Investors had little reaction to comments from Federal Reserve chair nominee Ben Bernanke, who told a Senate committee that his top priority will be keeping current Chairman Alan Greenspan's policy of fighting inflation.

It was the specter of higher prices that unnerved Wall Street. The Labor Department's producer price index — a measure of wholesale prices often seen as a barometer of future inflation — grew 0.7 percent in October as soaring energy prices drove up manufacturers' costs. Economists were expecting the index to be unchanged last month.

But core PPI — setting aside volatile food and energy prices — retreated 0.3 percent, compared with expectations for a 0.2 percent gain and September's 0.3 percent growth, the department added.

Meanwhile, the Commerce Department said retail sales rose 0.9 percent in October, excluding the effect of a recent slide in auto demand. Economists were looking for a 0.3 percent gain, following a 1.1 percent rise the month before.

Including car sales, retail sales were down 0.1 percent, the Commerce Department said. That reversed a 0.3 percent increase in September but trounced estimates for a 0.7 percent decrease.

Still, some analysts remained upbeat about consumer spending as oil and gas prices pull back from record September levels and their impact eases.

"Once things get through the day-to-day digestion period, broadly speaking the market is still pretty good," said Jack Caffrey, equity strategist for JPMorgan Private Bank. "The trend to lower energy erases some of the fears of how long consumers can hold up. It gives the market enough to fear but sets us up for gradual appreciation going into year-end."

Although monthly sales declined less than forecast, the retail sector was rattled by Target's disappointing sales outlook. Target, which said late Monday it expected November sales growth to lag earlier guidance, tumbled $4.13 to $54.30.

Other retailers had better news. Home Depot's third-quarter profit jumped 17 percent and beat Wall Street estimates by 4 cents per share. Sales rose 11 percent, and the company boosted its annual estimates. But Target's outlook weighed on Home Depot, which dropped 17 cents to $42.40.

Department store J.C. Penney Co. said its earnings surged 57 percent last quarter, but blamed high energy costs for its cautious holiday sales outlook. Penney slid $1.54 to $52.21.

Staples Inc. lost $1.06 to $22.80 after the office products supplier said its quarterly profit rose 14 percent, which trailed its earnings growth in recent years.

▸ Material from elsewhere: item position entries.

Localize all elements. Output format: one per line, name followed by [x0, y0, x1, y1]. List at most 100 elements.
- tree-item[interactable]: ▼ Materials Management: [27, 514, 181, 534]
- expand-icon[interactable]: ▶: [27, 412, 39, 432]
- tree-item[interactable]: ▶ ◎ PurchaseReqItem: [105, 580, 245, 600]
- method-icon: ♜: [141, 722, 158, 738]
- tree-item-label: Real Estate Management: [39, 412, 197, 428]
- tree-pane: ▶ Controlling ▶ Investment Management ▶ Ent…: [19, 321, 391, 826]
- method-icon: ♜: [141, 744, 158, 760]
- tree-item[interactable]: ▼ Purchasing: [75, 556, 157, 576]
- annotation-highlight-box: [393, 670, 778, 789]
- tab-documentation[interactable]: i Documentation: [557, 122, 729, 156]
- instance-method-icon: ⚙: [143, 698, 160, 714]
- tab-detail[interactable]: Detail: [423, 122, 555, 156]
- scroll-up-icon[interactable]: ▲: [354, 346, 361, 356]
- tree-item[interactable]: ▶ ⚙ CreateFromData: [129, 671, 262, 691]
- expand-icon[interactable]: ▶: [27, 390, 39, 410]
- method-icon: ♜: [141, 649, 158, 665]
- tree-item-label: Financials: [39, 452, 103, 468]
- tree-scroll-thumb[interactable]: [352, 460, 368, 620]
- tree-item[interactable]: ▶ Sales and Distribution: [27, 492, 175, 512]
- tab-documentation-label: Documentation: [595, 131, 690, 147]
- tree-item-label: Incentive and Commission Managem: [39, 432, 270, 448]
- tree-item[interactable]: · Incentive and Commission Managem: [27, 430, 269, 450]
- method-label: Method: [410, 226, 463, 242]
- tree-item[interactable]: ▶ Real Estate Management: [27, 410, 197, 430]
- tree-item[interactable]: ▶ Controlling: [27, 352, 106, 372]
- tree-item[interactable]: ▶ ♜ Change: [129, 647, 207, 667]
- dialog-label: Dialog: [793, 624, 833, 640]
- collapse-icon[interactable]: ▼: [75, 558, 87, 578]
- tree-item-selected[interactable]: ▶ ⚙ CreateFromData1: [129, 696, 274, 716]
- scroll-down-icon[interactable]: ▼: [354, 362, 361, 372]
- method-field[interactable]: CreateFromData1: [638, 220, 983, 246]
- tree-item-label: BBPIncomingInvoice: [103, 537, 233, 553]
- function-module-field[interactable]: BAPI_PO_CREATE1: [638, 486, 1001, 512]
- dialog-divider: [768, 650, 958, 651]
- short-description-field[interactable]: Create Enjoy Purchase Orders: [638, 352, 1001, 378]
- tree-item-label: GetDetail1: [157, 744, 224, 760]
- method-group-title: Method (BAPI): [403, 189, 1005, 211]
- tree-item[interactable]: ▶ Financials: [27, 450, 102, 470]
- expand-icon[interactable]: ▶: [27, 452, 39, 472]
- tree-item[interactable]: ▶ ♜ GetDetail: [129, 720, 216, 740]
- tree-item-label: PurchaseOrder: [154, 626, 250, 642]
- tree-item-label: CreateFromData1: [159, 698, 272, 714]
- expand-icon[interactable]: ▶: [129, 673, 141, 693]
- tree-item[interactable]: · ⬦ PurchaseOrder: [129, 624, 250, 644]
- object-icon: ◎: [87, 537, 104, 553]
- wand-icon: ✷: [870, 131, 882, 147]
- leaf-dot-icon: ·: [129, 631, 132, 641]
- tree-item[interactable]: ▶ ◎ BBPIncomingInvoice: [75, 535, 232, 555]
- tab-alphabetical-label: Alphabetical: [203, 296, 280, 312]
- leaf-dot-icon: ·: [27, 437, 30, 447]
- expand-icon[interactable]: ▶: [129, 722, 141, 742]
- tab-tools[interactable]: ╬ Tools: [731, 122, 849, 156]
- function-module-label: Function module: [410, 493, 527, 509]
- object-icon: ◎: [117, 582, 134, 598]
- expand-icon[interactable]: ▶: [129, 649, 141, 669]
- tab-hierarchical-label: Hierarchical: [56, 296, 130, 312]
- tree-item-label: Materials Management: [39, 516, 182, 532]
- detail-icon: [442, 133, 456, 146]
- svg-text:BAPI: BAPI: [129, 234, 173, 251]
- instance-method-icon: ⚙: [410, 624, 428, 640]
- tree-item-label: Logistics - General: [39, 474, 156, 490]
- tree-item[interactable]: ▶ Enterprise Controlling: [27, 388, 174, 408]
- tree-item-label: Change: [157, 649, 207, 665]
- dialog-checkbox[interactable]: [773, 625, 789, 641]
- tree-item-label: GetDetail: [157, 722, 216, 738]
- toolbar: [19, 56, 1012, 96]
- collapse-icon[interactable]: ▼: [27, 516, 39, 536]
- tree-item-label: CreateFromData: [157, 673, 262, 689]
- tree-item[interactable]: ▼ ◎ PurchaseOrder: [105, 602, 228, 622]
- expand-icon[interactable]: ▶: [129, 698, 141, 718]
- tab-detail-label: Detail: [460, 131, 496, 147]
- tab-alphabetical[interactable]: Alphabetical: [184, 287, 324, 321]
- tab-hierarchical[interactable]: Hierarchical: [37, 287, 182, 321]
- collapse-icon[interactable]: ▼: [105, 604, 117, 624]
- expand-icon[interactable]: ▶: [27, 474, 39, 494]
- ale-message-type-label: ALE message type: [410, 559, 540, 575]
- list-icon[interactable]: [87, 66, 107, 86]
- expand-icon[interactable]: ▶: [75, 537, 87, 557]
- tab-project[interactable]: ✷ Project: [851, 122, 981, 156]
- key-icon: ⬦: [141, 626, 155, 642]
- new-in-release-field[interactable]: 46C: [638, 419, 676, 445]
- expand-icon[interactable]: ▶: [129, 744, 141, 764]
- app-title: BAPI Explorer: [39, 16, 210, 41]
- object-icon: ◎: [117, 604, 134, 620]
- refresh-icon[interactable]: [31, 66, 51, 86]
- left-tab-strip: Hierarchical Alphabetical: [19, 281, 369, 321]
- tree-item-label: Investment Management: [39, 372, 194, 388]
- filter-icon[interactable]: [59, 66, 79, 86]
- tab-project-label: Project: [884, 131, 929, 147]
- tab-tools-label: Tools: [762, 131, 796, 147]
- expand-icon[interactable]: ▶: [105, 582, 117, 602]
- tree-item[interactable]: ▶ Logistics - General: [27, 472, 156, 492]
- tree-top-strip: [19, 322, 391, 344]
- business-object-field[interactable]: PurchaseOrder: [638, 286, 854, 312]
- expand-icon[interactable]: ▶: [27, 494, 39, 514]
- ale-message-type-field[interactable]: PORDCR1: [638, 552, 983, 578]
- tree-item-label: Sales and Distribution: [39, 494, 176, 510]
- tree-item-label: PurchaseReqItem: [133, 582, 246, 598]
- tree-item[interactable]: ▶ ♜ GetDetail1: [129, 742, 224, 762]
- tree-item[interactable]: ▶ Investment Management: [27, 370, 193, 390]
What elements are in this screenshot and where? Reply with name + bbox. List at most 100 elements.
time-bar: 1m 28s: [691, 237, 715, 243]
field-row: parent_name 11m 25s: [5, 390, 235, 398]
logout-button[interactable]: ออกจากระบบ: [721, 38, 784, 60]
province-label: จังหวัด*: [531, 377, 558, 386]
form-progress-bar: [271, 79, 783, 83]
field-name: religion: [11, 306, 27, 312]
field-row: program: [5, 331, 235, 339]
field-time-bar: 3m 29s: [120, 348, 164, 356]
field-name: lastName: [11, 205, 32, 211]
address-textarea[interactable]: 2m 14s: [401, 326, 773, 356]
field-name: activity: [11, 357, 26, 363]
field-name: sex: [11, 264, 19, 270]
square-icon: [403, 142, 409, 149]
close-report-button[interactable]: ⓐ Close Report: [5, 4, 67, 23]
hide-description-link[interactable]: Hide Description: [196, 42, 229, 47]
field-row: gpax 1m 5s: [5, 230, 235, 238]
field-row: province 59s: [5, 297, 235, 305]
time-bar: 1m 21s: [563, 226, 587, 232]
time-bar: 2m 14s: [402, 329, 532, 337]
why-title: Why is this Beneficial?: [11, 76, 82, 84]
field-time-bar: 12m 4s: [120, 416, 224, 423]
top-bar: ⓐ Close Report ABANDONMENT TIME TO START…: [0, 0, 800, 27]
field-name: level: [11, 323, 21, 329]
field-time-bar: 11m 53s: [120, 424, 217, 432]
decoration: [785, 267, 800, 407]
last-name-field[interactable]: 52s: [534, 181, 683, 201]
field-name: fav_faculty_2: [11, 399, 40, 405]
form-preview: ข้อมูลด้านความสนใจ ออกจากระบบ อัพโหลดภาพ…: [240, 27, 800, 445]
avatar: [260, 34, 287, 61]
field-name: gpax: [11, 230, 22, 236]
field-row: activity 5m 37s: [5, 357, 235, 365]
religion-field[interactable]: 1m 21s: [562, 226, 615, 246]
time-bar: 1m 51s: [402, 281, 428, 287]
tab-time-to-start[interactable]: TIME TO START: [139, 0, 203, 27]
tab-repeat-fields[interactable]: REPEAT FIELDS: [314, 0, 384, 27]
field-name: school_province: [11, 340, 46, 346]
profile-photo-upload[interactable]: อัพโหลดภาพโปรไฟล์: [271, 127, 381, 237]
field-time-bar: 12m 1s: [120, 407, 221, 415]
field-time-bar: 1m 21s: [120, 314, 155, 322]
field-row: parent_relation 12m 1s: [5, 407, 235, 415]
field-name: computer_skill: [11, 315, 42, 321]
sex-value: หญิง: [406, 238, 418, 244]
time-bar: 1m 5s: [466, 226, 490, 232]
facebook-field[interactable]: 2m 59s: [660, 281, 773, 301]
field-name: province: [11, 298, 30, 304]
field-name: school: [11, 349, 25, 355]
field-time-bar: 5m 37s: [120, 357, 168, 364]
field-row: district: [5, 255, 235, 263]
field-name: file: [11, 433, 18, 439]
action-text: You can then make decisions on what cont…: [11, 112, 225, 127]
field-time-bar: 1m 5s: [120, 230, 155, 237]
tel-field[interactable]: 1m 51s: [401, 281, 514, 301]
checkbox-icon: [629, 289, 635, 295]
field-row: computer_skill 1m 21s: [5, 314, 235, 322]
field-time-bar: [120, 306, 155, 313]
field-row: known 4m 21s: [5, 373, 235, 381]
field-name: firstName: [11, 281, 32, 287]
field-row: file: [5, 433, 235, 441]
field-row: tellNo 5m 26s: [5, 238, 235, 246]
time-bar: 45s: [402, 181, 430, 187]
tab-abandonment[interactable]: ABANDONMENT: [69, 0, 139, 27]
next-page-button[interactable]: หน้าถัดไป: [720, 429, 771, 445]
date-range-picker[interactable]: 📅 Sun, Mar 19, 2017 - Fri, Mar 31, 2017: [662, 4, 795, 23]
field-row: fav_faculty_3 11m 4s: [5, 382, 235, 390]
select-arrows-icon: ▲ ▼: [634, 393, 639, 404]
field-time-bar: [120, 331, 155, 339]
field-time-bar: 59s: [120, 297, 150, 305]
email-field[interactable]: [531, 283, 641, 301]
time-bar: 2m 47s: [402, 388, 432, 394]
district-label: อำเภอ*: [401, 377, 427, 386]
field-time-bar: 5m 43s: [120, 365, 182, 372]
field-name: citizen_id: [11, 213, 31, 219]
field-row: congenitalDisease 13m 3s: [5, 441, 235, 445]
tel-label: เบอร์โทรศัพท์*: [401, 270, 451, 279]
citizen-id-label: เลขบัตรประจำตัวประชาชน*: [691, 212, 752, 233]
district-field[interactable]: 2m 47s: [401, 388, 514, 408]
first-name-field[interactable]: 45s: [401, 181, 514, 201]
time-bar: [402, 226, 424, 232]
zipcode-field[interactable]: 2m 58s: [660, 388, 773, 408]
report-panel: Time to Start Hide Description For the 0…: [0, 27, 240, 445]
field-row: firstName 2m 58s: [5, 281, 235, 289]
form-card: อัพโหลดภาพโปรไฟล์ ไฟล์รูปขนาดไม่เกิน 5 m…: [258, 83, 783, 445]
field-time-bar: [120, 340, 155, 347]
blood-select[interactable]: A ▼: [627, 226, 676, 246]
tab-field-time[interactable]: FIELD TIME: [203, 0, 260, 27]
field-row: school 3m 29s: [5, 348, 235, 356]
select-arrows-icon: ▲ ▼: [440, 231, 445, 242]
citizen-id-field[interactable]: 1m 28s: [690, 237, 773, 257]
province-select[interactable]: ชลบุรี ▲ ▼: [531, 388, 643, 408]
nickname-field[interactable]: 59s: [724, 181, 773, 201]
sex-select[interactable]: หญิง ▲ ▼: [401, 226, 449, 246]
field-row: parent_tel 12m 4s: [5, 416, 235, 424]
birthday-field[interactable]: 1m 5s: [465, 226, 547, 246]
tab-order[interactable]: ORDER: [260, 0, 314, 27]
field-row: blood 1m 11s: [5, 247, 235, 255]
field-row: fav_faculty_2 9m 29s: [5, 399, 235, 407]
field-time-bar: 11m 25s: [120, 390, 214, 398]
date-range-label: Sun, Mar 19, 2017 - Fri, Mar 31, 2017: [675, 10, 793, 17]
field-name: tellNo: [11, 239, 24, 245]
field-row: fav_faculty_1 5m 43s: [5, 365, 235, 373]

Elsewhere, acquisition activity boosted some healthcare stocks. Johnson & Johnson revised its bid for Guidant Corp. to $21.5 billion, about $4 billion less than the original deal. Last week, Guidant sued Johnson & Johnson for trying to back out as Guidant came under scrutiny for recalls of its implantable heart devices. Johnson & Johnson rose $2.32 to $62.83, and Guidant added $4.75 to $62.50.

Allergan Inc., maker of wrinkle treatment Botox, made a $3.2 billion cash and stock proposal for Inamed Corp., which produces breast implants. Inamed previously agreed to be acquired by Medicis Pharmaceutical Corp. for about $2.8 billion. Inamed surged $6.84 to $81.28, while Allergan dropped $2.60 to $96.25 and Medicis slid $2.97 to $26.70.

Declining issues outpaced advancers by 11 to 5 on the New York Stock Exchange, where volume of 1.69 billion shares topped the 1.4 billion shares traded on Monday.

The Russell 2000 index of smaller companies dropped 7.70, or 1.16 percent, to 656.23.

Overseas, Japan's Nikkei stock average lost 0.17 percent. Britain's FTSE 100 slid 0.56 percent, Germany's DAX index gained 0.36 percent, and France's CAC-40 was lower by 0.12 percent.